这是我拥有的示例数据集的代码
data={'ID':[4,4,4,4,22,22,23,25,29],
'Zone':[32,34,21,34,27,29,32,75,9],
'checkin_datetime':['04-01-2019 13:07','04-01-2019 13:09','04-01-2019 14:06','04-01-2019 14:55','04-01-2019 20:23'
,'04-01-2019 21:38','04-01-2019 21:38','04-01-2019 23:22','04-02-2019 01:00'],
'checkout_datetime':['04-01-2019 13:09','04-01-2019 13:12','04-01-2019 14:07','04-01-2019 15:06','04-01-2019 21:32'
,'04-01-2019 21:42','04-01-2019 21:45','04-02-2019 00:23','04-02-2019 06:15']
}
df = pd.DataFrame(data,columns= ['ID','Zone', 'checkin_datetime','checkout_datetime'])
df['checkout_datetime'] = pd.to_datetime(df['checkout_datetime'])

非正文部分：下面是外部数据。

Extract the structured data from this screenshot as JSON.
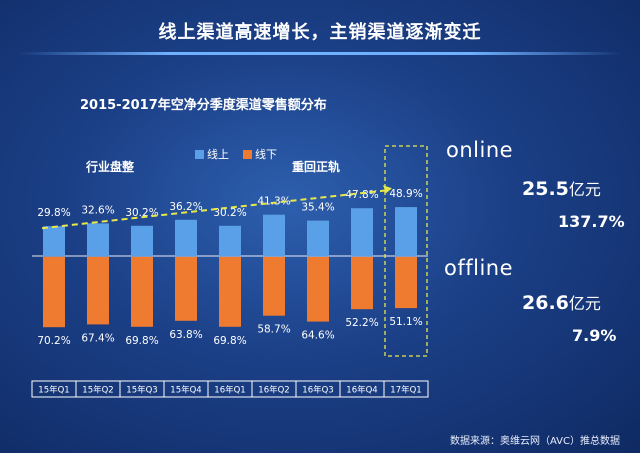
{
  "header": {
    "title": "线上渠道高速增长，主销渠道逐渐变迁"
  },
  "chart_data": {
    "type": "bar",
    "title": "2015-2017年空净分季度渠道零售额分布",
    "categories": [
      "15年Q1",
      "15年Q2",
      "15年Q3",
      "15年Q4",
      "16年Q1",
      "16年Q2",
      "16年Q3",
      "16年Q4",
      "17年Q1"
    ],
    "series": [
      {
        "name": "线上",
        "color": "#5aa0e8",
        "values": [
          29.8,
          32.6,
          30.2,
          36.2,
          30.2,
          41.3,
          35.4,
          47.8,
          48.9
        ],
        "labels": [
          "29.8%",
          "32.6%",
          "30.2%",
          "36.2%",
          "30.2%",
          "41.3%",
          "35.4%",
          "47.8%",
          "48.9%"
        ]
      },
      {
        "name": "线下",
        "color": "#ee7b30",
        "values": [
          70.2,
          67.4,
          69.8,
          63.8,
          69.8,
          58.7,
          64.6,
          52.2,
          51.1
        ],
        "labels": [
          "70.2%",
          "67.4%",
          "69.8%",
          "63.8%",
          "69.8%",
          "58.7%",
          "64.6%",
          "52.2%",
          "51.1%"
        ]
      }
    ],
    "annotations": [
      "行业盘整",
      "重回正轨"
    ],
    "trend_color": "#e8e84a",
    "highlight_category": "17年Q1"
  },
  "side": {
    "online_label": "online",
    "online_value": "25.5",
    "online_unit": "亿元",
    "online_growth": "137.7%",
    "offline_label": "offline",
    "offline_value": "26.6",
    "offline_unit": "亿元",
    "offline_growth": "7.9%"
  },
  "footer": {
    "source": "数据来源：奥维云网（AVC）推总数据"
  }
}
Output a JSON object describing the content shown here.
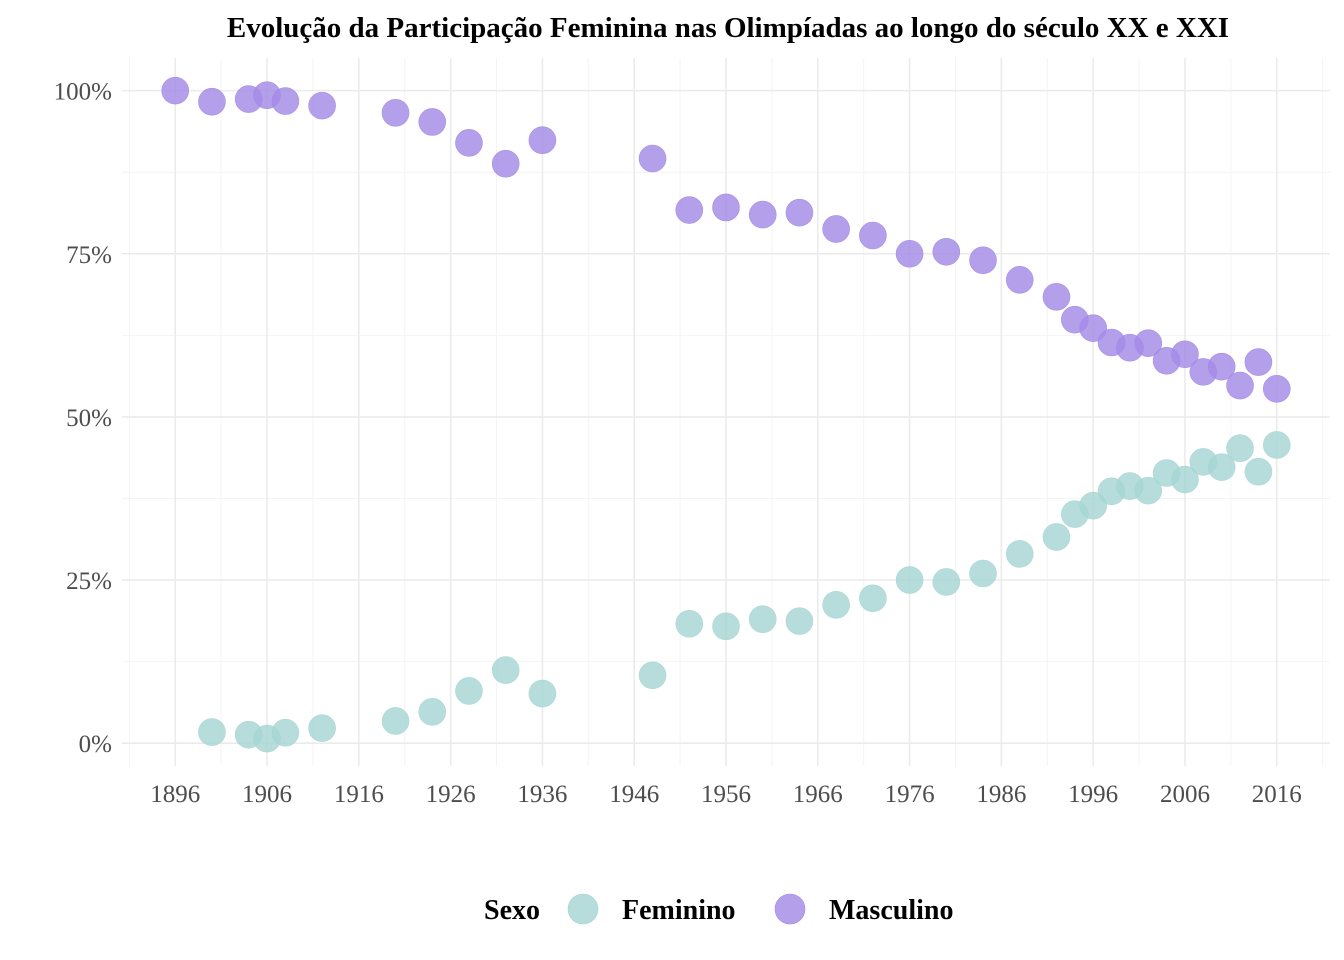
{
  "chart_data": {
    "type": "scatter",
    "title": "Evolução da Participação Feminina nas Olimpíadas ao longo do século XX e XXI",
    "xlabel": "",
    "ylabel": "",
    "xlim": [
      1890.2,
      2021.8
    ],
    "ylim": [
      -0.035,
      1.05
    ],
    "x_ticks": [
      1896,
      1906,
      1916,
      1926,
      1936,
      1946,
      1956,
      1966,
      1976,
      1986,
      1996,
      2006,
      2016
    ],
    "x_tick_labels": [
      "1896",
      "1906",
      "1916",
      "1926",
      "1936",
      "1946",
      "1956",
      "1966",
      "1976",
      "1986",
      "1996",
      "2006",
      "2016"
    ],
    "y_ticks": [
      0,
      0.25,
      0.5,
      0.75,
      1.0
    ],
    "y_tick_labels": [
      "0%",
      "25%",
      "50%",
      "75%",
      "100%"
    ],
    "grid": true,
    "legend": {
      "title": "Sexo",
      "position": "bottom"
    },
    "series": [
      {
        "name": "Feminino",
        "color": "#a6d5d3",
        "points": [
          [
            1900,
            0.017
          ],
          [
            1904,
            0.013
          ],
          [
            1906,
            0.007
          ],
          [
            1908,
            0.016
          ],
          [
            1912,
            0.023
          ],
          [
            1920,
            0.034
          ],
          [
            1924,
            0.048
          ],
          [
            1928,
            0.08
          ],
          [
            1932,
            0.112
          ],
          [
            1936,
            0.076
          ],
          [
            1948,
            0.104
          ],
          [
            1952,
            0.183
          ],
          [
            1956,
            0.179
          ],
          [
            1960,
            0.19
          ],
          [
            1964,
            0.187
          ],
          [
            1968,
            0.212
          ],
          [
            1972,
            0.222
          ],
          [
            1976,
            0.25
          ],
          [
            1980,
            0.247
          ],
          [
            1984,
            0.26
          ],
          [
            1988,
            0.29
          ],
          [
            1992,
            0.316
          ],
          [
            1994,
            0.351
          ],
          [
            1996,
            0.364
          ],
          [
            1998,
            0.386
          ],
          [
            2000,
            0.394
          ],
          [
            2002,
            0.387
          ],
          [
            2004,
            0.414
          ],
          [
            2006,
            0.404
          ],
          [
            2008,
            0.431
          ],
          [
            2010,
            0.423
          ],
          [
            2012,
            0.452
          ],
          [
            2014,
            0.416
          ],
          [
            2016,
            0.457
          ]
        ]
      },
      {
        "name": "Masculino",
        "color": "#a48ae6",
        "points": [
          [
            1896,
            1.0
          ],
          [
            1900,
            0.983
          ],
          [
            1904,
            0.987
          ],
          [
            1906,
            0.993
          ],
          [
            1908,
            0.984
          ],
          [
            1912,
            0.977
          ],
          [
            1920,
            0.966
          ],
          [
            1924,
            0.952
          ],
          [
            1928,
            0.92
          ],
          [
            1932,
            0.888
          ],
          [
            1936,
            0.924
          ],
          [
            1948,
            0.896
          ],
          [
            1952,
            0.817
          ],
          [
            1956,
            0.821
          ],
          [
            1960,
            0.81
          ],
          [
            1964,
            0.813
          ],
          [
            1968,
            0.788
          ],
          [
            1972,
            0.778
          ],
          [
            1976,
            0.75
          ],
          [
            1980,
            0.753
          ],
          [
            1984,
            0.74
          ],
          [
            1988,
            0.71
          ],
          [
            1992,
            0.684
          ],
          [
            1994,
            0.649
          ],
          [
            1996,
            0.636
          ],
          [
            1998,
            0.614
          ],
          [
            2000,
            0.606
          ],
          [
            2002,
            0.613
          ],
          [
            2004,
            0.586
          ],
          [
            2006,
            0.596
          ],
          [
            2008,
            0.569
          ],
          [
            2010,
            0.577
          ],
          [
            2012,
            0.548
          ],
          [
            2014,
            0.584
          ],
          [
            2016,
            0.543
          ]
        ]
      }
    ]
  }
}
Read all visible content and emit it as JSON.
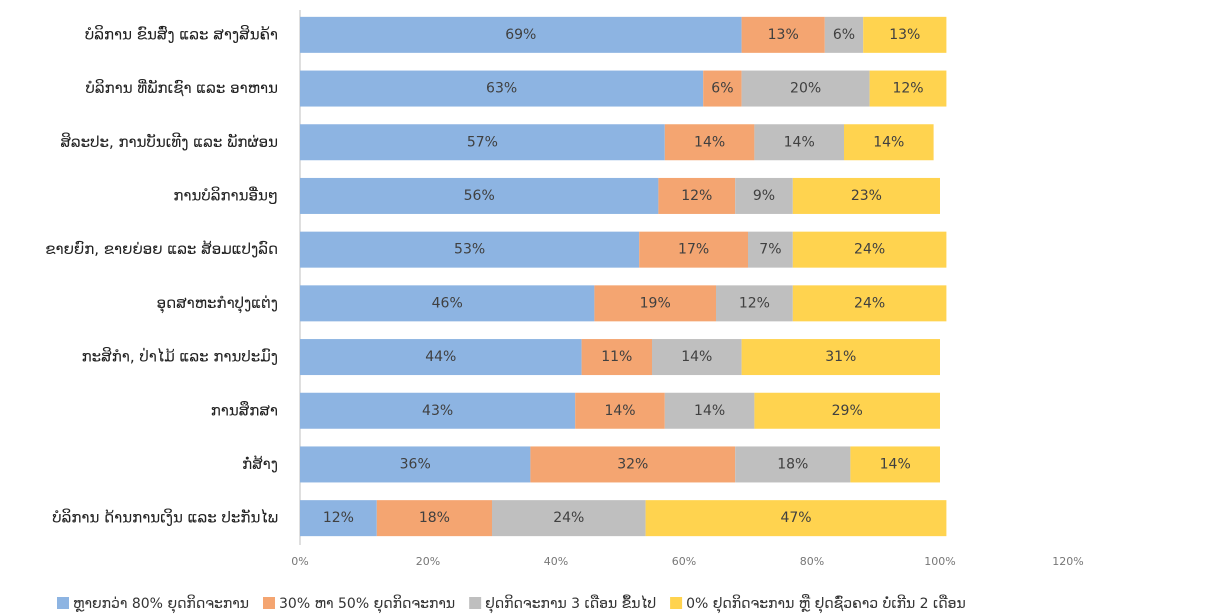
{
  "chart_data": {
    "type": "stacked_bar_horizontal",
    "categories": [
      "ບໍລິການ ຂົນສົ່ງ ແລະ ສາງສິນຄ້າ",
      "ບໍລິການ ທີ່ພັກເຊົາ ແລະ ອາຫານ",
      "ສິລະປະ, ການບັນເທີງ ແລະ ພັກຜ່ອນ",
      "ການບໍລິການອື່ນໆ",
      "ຂາຍຍົກ, ຂາຍຍ່ອຍ ແລະ ສ້ອມແປງລົດ",
      "ອຸດສາຫະກຳປຸງແຕ່ງ",
      "ກະສິກຳ, ປ່າໄມ້ ແລະ ການປະມົງ",
      "ການສຶກສາ",
      "ກໍ່ສ້າງ",
      "ບໍລິການ ດ້ານການເງິນ ແລະ ປະກັນໄພ"
    ],
    "series": [
      {
        "name": "ຫຼາຍກວ່າ 80% ຍຸດກິດຈະການ",
        "color": "#8db4e2",
        "values": [
          69,
          63,
          57,
          56,
          53,
          46,
          44,
          43,
          36,
          12
        ],
        "value_labels": [
          "69%",
          "63%",
          "57%",
          "56%",
          "53%",
          "46%",
          "44%",
          "43%",
          "36%",
          "12%"
        ]
      },
      {
        "name": "30% ຫາ 50% ຍຸດກິດຈະການ",
        "color": "#f4a571",
        "values": [
          13,
          6,
          14,
          12,
          17,
          19,
          11,
          14,
          32,
          18
        ],
        "value_labels": [
          "13%",
          "6%",
          "14%",
          "12%",
          "17%",
          "19%",
          "11%",
          "14%",
          "32%",
          "18%"
        ]
      },
      {
        "name": "ຢຸດກິດຈະການ 3 ເດືອນ ຂຶ້ນໄປ",
        "color": "#bfbfbf",
        "values": [
          6,
          20,
          14,
          9,
          7,
          12,
          14,
          14,
          18,
          24
        ],
        "value_labels": [
          "6%",
          "20%",
          "14%",
          "9%",
          "7%",
          "12%",
          "14%",
          "14%",
          "18%",
          "24%"
        ]
      },
      {
        "name": "0% ຢຸດກິດຈະການ ຫຼື ຢຸດຊົ່ວຄາວ ບໍ່ເກີນ 2 ເດືອນ",
        "color": "#ffd34f",
        "values": [
          13,
          12,
          14,
          23,
          24,
          24,
          31,
          29,
          14,
          47
        ],
        "value_labels": [
          "13%",
          "12%",
          "14%",
          "23%",
          "24%",
          "24%",
          "31%",
          "29%",
          "14%",
          "47%"
        ]
      }
    ],
    "xlim": [
      0,
      120
    ],
    "xticks": [
      {
        "value": 0,
        "label": "0%"
      },
      {
        "value": 20,
        "label": "20%"
      },
      {
        "value": 40,
        "label": "40%"
      },
      {
        "value": 60,
        "label": "60%"
      },
      {
        "value": 80,
        "label": "80%"
      },
      {
        "value": 100,
        "label": "100%"
      },
      {
        "value": 120,
        "label": "120%"
      }
    ],
    "legend": "bottom"
  }
}
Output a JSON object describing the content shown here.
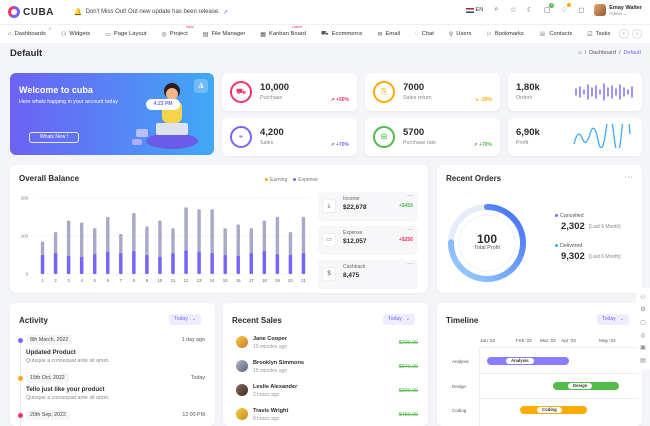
{
  "brand": {
    "name": "CUBA"
  },
  "notice": {
    "text": "Don't Miss Out! Out new update has been release.",
    "icon": "bell-icon"
  },
  "topbar": {
    "lang": "EN",
    "badge_bag": "4",
    "user_name": "Emay Walter",
    "user_role": "Admin"
  },
  "nav": {
    "items": [
      {
        "label": "Dashboards",
        "icon": "home-icon",
        "badge": "2"
      },
      {
        "label": "Widgets",
        "icon": "widget-icon"
      },
      {
        "label": "Page Layout",
        "icon": "layout-icon"
      },
      {
        "label": "Project",
        "icon": "project-icon",
        "badge": "New"
      },
      {
        "label": "File Manager",
        "icon": "folder-icon"
      },
      {
        "label": "Kanban Board",
        "icon": "kanban-icon",
        "badge": "Latest"
      },
      {
        "label": "Ecommerce",
        "icon": "cart-icon"
      },
      {
        "label": "Email",
        "icon": "mail-icon"
      },
      {
        "label": "Chat",
        "icon": "chat-icon"
      },
      {
        "label": "Users",
        "icon": "user-icon"
      },
      {
        "label": "Bookmarks",
        "icon": "bookmark-icon"
      },
      {
        "label": "Contacts",
        "icon": "contacts-icon"
      },
      {
        "label": "Tasks",
        "icon": "tasks-icon"
      }
    ]
  },
  "page": {
    "title": "Default",
    "breadcrumb": [
      "Dashboard",
      "Default"
    ]
  },
  "welcome": {
    "title": "Welcome to cuba",
    "subtitle": "Here whats happing in your account today",
    "button": "Whats New !",
    "time": "4:23 PM"
  },
  "stats": [
    {
      "value": "10,000",
      "label": "Purchase",
      "change": "+50%",
      "color": "#f73164",
      "trend": "up"
    },
    {
      "value": "7000",
      "label": "Sales return",
      "change": "-20%",
      "color": "#ffaa05",
      "trend": "down"
    },
    {
      "value": "1,80k",
      "label": "Orders"
    },
    {
      "value": "4,200",
      "label": "Sales",
      "change": "+70%",
      "color": "#7366ff",
      "trend": "up"
    },
    {
      "value": "5700",
      "label": "Purchase rate",
      "change": "+70%",
      "color": "#54ba4a",
      "trend": "up"
    },
    {
      "value": "6,90k",
      "label": "Profit"
    }
  ],
  "balance": {
    "title": "Overall Balance",
    "legend": [
      "Earning",
      "Expense"
    ],
    "minis": [
      {
        "title": "Income",
        "value": "$22,678",
        "change": "+$456",
        "change_color": "#54ba4a",
        "icon": "download-icon"
      },
      {
        "title": "Expense",
        "value": "$12,057",
        "change": "+$256",
        "change_color": "#f73164",
        "icon": "card-icon"
      },
      {
        "title": "Cashback",
        "value": "8,475",
        "icon": "dollar-icon"
      }
    ]
  },
  "chart_data": {
    "type": "bar",
    "categories": [
      "1",
      "2",
      "3",
      "4",
      "5",
      "6",
      "7",
      "8",
      "9",
      "10",
      "11",
      "12",
      "13",
      "14",
      "15",
      "16",
      "17",
      "18",
      "19",
      "20",
      "21"
    ],
    "yticks": [
      "0",
      "100",
      "200"
    ],
    "ylim": [
      0,
      210
    ],
    "series": [
      {
        "name": "Earning",
        "color": "#7366ff",
        "values": [
          50,
          55,
          48,
          45,
          52,
          58,
          55,
          60,
          50,
          45,
          55,
          62,
          58,
          55,
          50,
          48,
          55,
          60,
          52,
          50,
          55
        ]
      },
      {
        "name": "Expense",
        "color": "#a8a8c8",
        "values": [
          85,
          110,
          140,
          135,
          120,
          150,
          105,
          160,
          125,
          140,
          120,
          175,
          170,
          170,
          120,
          130,
          120,
          140,
          150,
          110,
          150
        ]
      }
    ]
  },
  "orders": {
    "title": "Recent Orders",
    "center_value": "100",
    "center_label": "Total Profit",
    "cancelled": {
      "label": "Cancelled",
      "value": "2,302",
      "sub": "[Last 6 Month]"
    },
    "delivered": {
      "label": "Delivered",
      "value": "9,302",
      "sub": "[Last 6 Month]"
    }
  },
  "activity": {
    "title": "Activity",
    "filter": "Today",
    "items": [
      {
        "date": "8th March, 2022",
        "ago": "1 day ago",
        "title": "Updated Product",
        "desc": "Quisque a consequat ante sit amet.",
        "color": "#7366ff"
      },
      {
        "date": "15th Oct, 2022",
        "ago": "Today",
        "title": "Tello just like your product",
        "desc": "Quisque a consequat ante sit amet.",
        "color": "#ffaa05"
      },
      {
        "date": "20th Sep, 2022",
        "ago": "12:00 PM",
        "title": "",
        "desc": "",
        "color": "#f73164"
      }
    ]
  },
  "sales": {
    "title": "Recent Sales",
    "filter": "Today",
    "items": [
      {
        "name": "Jane Cooper",
        "time": "10 minutes ago",
        "amount": "$200.00"
      },
      {
        "name": "Brooklyn Simmons",
        "time": "19 minutes ago",
        "amount": "$970.00"
      },
      {
        "name": "Leslie Alexander",
        "time": "2 hours ago",
        "amount": "$300.00"
      },
      {
        "name": "Travis Wright",
        "time": "8 hours ago",
        "amount": "$450.00"
      }
    ]
  },
  "timeline": {
    "title": "Timeline",
    "filter": "Today",
    "months": [
      "Jan '22",
      "Feb '22",
      "Mar '22",
      "Apr '22",
      "May '22"
    ],
    "rows": [
      {
        "label": "Analysis",
        "tag": "Analysis",
        "color": "#8a7dff"
      },
      {
        "label": "Design",
        "tag": "Design",
        "color": "#54ba4a"
      },
      {
        "label": "Coding",
        "tag": "Coding",
        "color": "#ffaa05"
      }
    ]
  }
}
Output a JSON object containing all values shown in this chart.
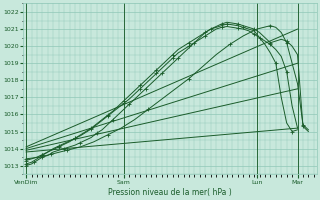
{
  "xlabel": "Pression niveau de la mer( hPa )",
  "bg_color": "#c8e8dc",
  "grid_color": "#90c8b8",
  "line_color": "#1a5c2a",
  "ylim": [
    1012.5,
    1022.5
  ],
  "yticks": [
    1013,
    1014,
    1015,
    1016,
    1017,
    1018,
    1019,
    1020,
    1021,
    1022
  ],
  "xtick_labels": [
    "VenDim",
    "Sam",
    "Lun",
    "Mar"
  ],
  "xtick_positions": [
    0,
    36,
    85,
    100
  ],
  "xlim": [
    -1,
    107
  ],
  "series": [
    {
      "x": [
        0,
        1,
        2,
        3,
        4,
        5,
        6,
        7,
        8,
        9,
        10,
        12,
        14,
        16,
        18,
        20,
        22,
        24,
        26,
        28,
        30,
        32,
        34,
        36,
        38,
        40,
        42,
        44,
        46,
        48,
        50,
        52,
        54,
        56,
        58,
        60,
        62,
        64,
        66,
        68,
        70,
        72,
        74,
        76,
        78,
        80,
        82,
        84,
        86,
        88,
        90,
        92,
        94,
        96,
        98,
        100
      ],
      "y": [
        1013.0,
        1013.05,
        1013.1,
        1013.2,
        1013.3,
        1013.4,
        1013.5,
        1013.55,
        1013.6,
        1013.7,
        1013.8,
        1013.9,
        1014.0,
        1014.1,
        1014.2,
        1014.35,
        1014.5,
        1014.65,
        1014.9,
        1015.1,
        1015.4,
        1015.7,
        1016.0,
        1016.3,
        1016.6,
        1016.9,
        1017.2,
        1017.5,
        1017.8,
        1018.1,
        1018.4,
        1018.7,
        1019.0,
        1019.3,
        1019.6,
        1019.9,
        1020.2,
        1020.5,
        1020.8,
        1021.0,
        1021.1,
        1021.2,
        1021.3,
        1021.25,
        1021.2,
        1021.1,
        1021.0,
        1020.9,
        1020.5,
        1020.1,
        1019.6,
        1019.0,
        1017.0,
        1015.5,
        1015.0,
        1015.1
      ],
      "style": "marker_line",
      "lw": 0.7,
      "marker": "+"
    },
    {
      "x": [
        0,
        2,
        4,
        6,
        8,
        10,
        12,
        14,
        16,
        18,
        20,
        22,
        24,
        26,
        28,
        30,
        32,
        34,
        36,
        38,
        40,
        42,
        44,
        46,
        48,
        50,
        52,
        54,
        56,
        58,
        60,
        62,
        64,
        66,
        68,
        70,
        72,
        74,
        76,
        78,
        80,
        82,
        84,
        86,
        88,
        90,
        92,
        94,
        96,
        98,
        100
      ],
      "y": [
        1013.1,
        1013.2,
        1013.4,
        1013.6,
        1013.8,
        1014.0,
        1014.15,
        1014.3,
        1014.45,
        1014.6,
        1014.75,
        1014.95,
        1015.15,
        1015.4,
        1015.65,
        1015.9,
        1016.15,
        1016.4,
        1016.65,
        1016.9,
        1017.2,
        1017.5,
        1017.8,
        1018.1,
        1018.4,
        1018.7,
        1019.0,
        1019.3,
        1019.6,
        1019.8,
        1020.0,
        1020.2,
        1020.4,
        1020.6,
        1020.8,
        1021.0,
        1021.1,
        1021.15,
        1021.1,
        1021.05,
        1021.0,
        1020.9,
        1020.7,
        1020.5,
        1020.3,
        1020.1,
        1019.8,
        1019.4,
        1018.5,
        1016.5,
        1015.2
      ],
      "style": "marker_line",
      "lw": 0.7,
      "marker": "+"
    },
    {
      "x": [
        0,
        2,
        4,
        6,
        8,
        10,
        12,
        14,
        16,
        18,
        20,
        22,
        24,
        26,
        28,
        30,
        32,
        34,
        36,
        38,
        40,
        42,
        44,
        46,
        48,
        50,
        52,
        54,
        56,
        58,
        60,
        62,
        64,
        66,
        68,
        70,
        72,
        74,
        76,
        78,
        80,
        82,
        84,
        86,
        88,
        90,
        92,
        94,
        96,
        98,
        100,
        102,
        104
      ],
      "y": [
        1013.3,
        1013.4,
        1013.5,
        1013.65,
        1013.8,
        1013.95,
        1014.1,
        1014.25,
        1014.4,
        1014.6,
        1014.8,
        1015.0,
        1015.2,
        1015.45,
        1015.7,
        1015.95,
        1016.2,
        1016.5,
        1016.8,
        1017.1,
        1017.4,
        1017.7,
        1018.0,
        1018.3,
        1018.6,
        1018.9,
        1019.2,
        1019.5,
        1019.8,
        1020.0,
        1020.2,
        1020.4,
        1020.6,
        1020.8,
        1021.0,
        1021.15,
        1021.3,
        1021.4,
        1021.35,
        1021.3,
        1021.2,
        1021.1,
        1021.0,
        1020.8,
        1020.5,
        1020.2,
        1020.3,
        1020.4,
        1020.3,
        1020.0,
        1019.5,
        1015.3,
        1015.0
      ],
      "style": "marker_line",
      "lw": 0.7,
      "marker": "+"
    },
    {
      "x": [
        0,
        100
      ],
      "y": [
        1013.8,
        1015.2
      ],
      "style": "plain_line",
      "lw": 0.7
    },
    {
      "x": [
        0,
        100
      ],
      "y": [
        1013.9,
        1017.5
      ],
      "style": "plain_line",
      "lw": 0.7
    },
    {
      "x": [
        0,
        100
      ],
      "y": [
        1014.0,
        1019.0
      ],
      "style": "plain_line",
      "lw": 0.7
    },
    {
      "x": [
        0,
        100
      ],
      "y": [
        1014.1,
        1021.0
      ],
      "style": "plain_line",
      "lw": 0.7
    },
    {
      "x": [
        0,
        5,
        10,
        15,
        20,
        25,
        30,
        35,
        40,
        45,
        50,
        55,
        60,
        65,
        70,
        75,
        80,
        85,
        90,
        92,
        94,
        96,
        98,
        100,
        102,
        104
      ],
      "y": [
        1013.4,
        1013.5,
        1013.7,
        1013.9,
        1014.1,
        1014.4,
        1014.8,
        1015.2,
        1015.7,
        1016.3,
        1016.9,
        1017.5,
        1018.1,
        1018.8,
        1019.5,
        1020.1,
        1020.6,
        1021.0,
        1021.2,
        1021.1,
        1020.8,
        1020.2,
        1019.0,
        1017.8,
        1015.4,
        1015.1
      ],
      "style": "marker_line",
      "lw": 0.7,
      "marker": "+"
    }
  ]
}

df['checkin_datetime'] = pd.to_datetime(df['checkin_datetime'])
使用此数据集,我试图创建以下数据集
Checked_in_hour ID Zone checked_in_minutes
01-04-2019 13:00 4 32 2
01-04-2019 13:00 4 34 3
01-04-2019 14:00 4 21 1
01-04-2019 14:00 4 34 5
01-04-2019 15:00 4 34 6
01-04-2019 20:00 22 27 37
01-04-2019 20:00 22 27 8
01-04-2019 20:00 22 27 37
01-04-2019 21:00 22 29 4
01-04-2019 21:00 23 32 7
01-04-2019 23:00 25 75 38
02-04-2019 00:00 25 75 24
02-04-2019 01:00 29 9 60
02-04-2019 02:00 29 9 60
02-04-2019 03:00 29 9 60
02-04-2019 04:00 29 9 60
02-04-2019 05:00 29 9 60
02-04-2019 06:00 29 9 16
签入小时数是通过减去checkin_datetime和checkout_datetime来计算的,并且该时间按小时和时区分组
到目前为止,这是我在Checked_in_hour级别进行计算的代码,需要在Zone Variable中添加
#working logic
df2 = pd.DataFrame(
index=pd.DatetimeIndex(
start=df['checkin_datetime'].min(),
end=df['checkout_datetime'].max(),freq='1T'),
columns = ['is_checked_in','ID'], data=0)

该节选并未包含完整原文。